House - Iron Age, Baysrath, Co. Kilkenny
Co. Kilkenny |
Settlement Sites
When a road-improvement scheme cuts through farmland, the expectation is tarmac and drainage works, not the faint outlines of first-century dwellings.
At Baysrath in County Kilkenny, the groundwork for the N9/N10 Kilcullen to Waterford Road Improvement Scheme did exactly that, uncovering the remains of four circular structures that appear to date from the earliest decades of the common era. What made the find particularly striking was not any single building but the concentration of activity across roughly 1.8 hectares, where evidence of human occupation stretched from the Late Neolithic all the way through to the early medieval period.
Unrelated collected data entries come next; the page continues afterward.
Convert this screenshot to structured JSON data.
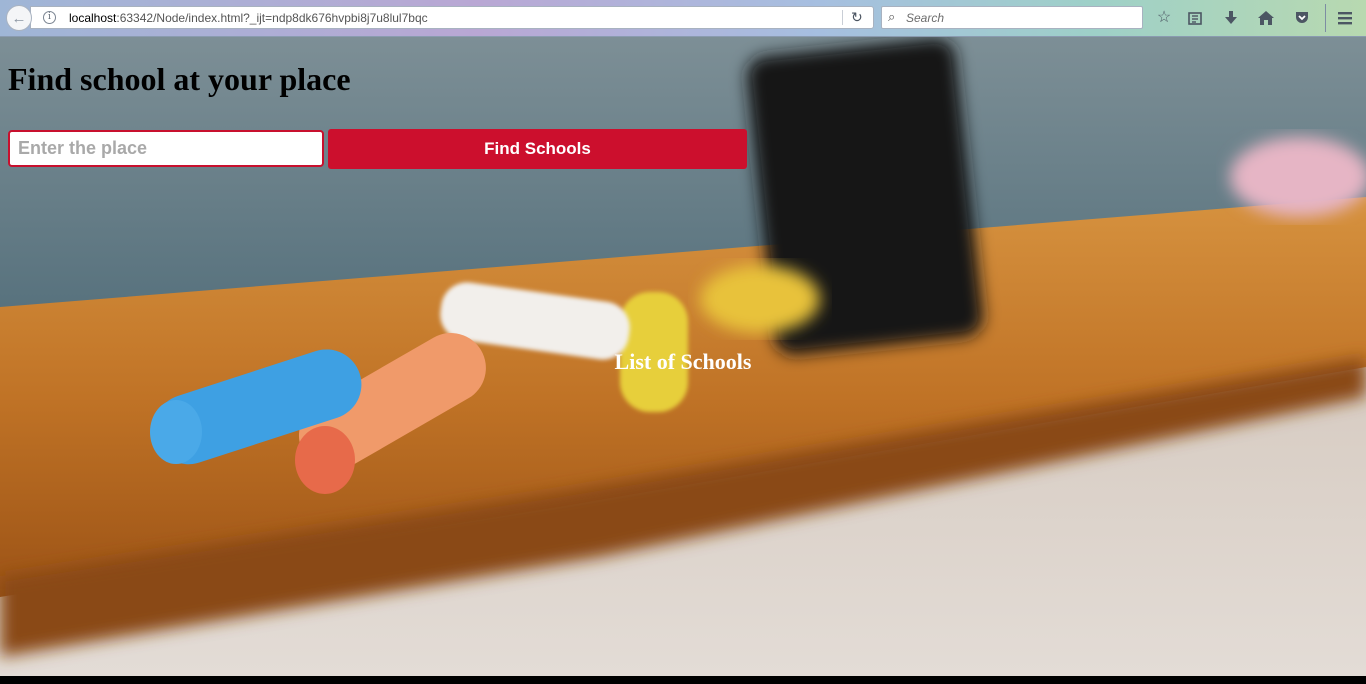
{
  "browser": {
    "url_host": "localhost",
    "url_rest": ":63342/Node/index.html?_ijt=ndp8dk676hvpbi8j7u8lul7bqc",
    "search_placeholder": "Search"
  },
  "page": {
    "title": "Find school at your place",
    "place_placeholder": "Enter the place",
    "find_button": "Find Schools",
    "list_title": "List of Schools"
  },
  "colors": {
    "accent": "#cc0f2d"
  }
}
The structures themselves were post-built and circular, a common form for domestic buildings in Iron Age Ireland, with external diameters ranging from about 6.35 to 9.8 metres. They sat along the north-eastern portion of a palisaded enclosure, a boundary made from upright timbers set into the ground, and they represent at least three separate phases of construction and replacement, meaning the site was used, abandoned or modified, and then reused over an extended period. The excavators noted that the buildings were probably not substantial; the post arrangements suggest they may have been relatively light, tent-like structures rather than the heavier roundhouses more commonly associated with the period. Radiocarbon dating of material from the site produced calibrated dates ranging from around Cal AD 25 to 128 and Cal AD 60 to 131, placing the occupation firmly within the first and early second centuries. The excavation, carried out under licence in 2006 and 2007, was directed ahead of the road scheme and documented by Channing in subsequent publications from 2009 and 2010.